Technology Probe study also has some social research goals to achieve. They are trying to discover the patterns of family communication in different culture, and what users need for improving family communication. Ok, grandparents in US family are found not to communicate much with each other; fathers in the home prefer posted notes more than Mom; there are practical needs and playful desires within and between distributed families… So is this generalizable to other settings and other contexts?
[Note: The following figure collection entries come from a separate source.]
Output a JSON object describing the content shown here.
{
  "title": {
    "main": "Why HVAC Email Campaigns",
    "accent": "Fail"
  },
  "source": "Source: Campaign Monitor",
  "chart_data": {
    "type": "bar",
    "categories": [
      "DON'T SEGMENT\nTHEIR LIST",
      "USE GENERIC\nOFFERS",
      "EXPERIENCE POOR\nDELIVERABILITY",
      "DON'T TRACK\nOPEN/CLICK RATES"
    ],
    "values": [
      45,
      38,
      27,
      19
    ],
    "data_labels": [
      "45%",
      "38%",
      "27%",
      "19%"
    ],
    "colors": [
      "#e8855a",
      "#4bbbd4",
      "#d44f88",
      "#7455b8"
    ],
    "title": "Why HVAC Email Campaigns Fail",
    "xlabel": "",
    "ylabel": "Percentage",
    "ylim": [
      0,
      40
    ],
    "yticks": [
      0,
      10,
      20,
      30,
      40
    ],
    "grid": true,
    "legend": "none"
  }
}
What we usually see is how social science theory informs designs, because we assume that social science theory has greater generalizability– then how do we think about discovering social interaction patterns while implementing a specific technology? To what extent is this finding generalizable and informs social theory? Do we even care if it’s generalizable?

This kind of reaction is similar to the normal reaction to external validity of lab studies: If that’s the only situation in which a connection between two factors would occur, that “knowledge” would be “incomplete” or “unimportant” because we should always view social phenomenon as a whole. However, I would argue that in social science, knowing what “can” happen is also valuable. A theory which can only apply to a small portion of the population or very limited situation can be crucial to understanding the underlying social or psychological factors that drive people’s behavior. And that underlying social or psychological mechanism revealed by these theories could be used as an inspiration for designs. We could know what factors to look at or what might make a difference if we want to affect people’s behaviors by “explicating” these theoretical models.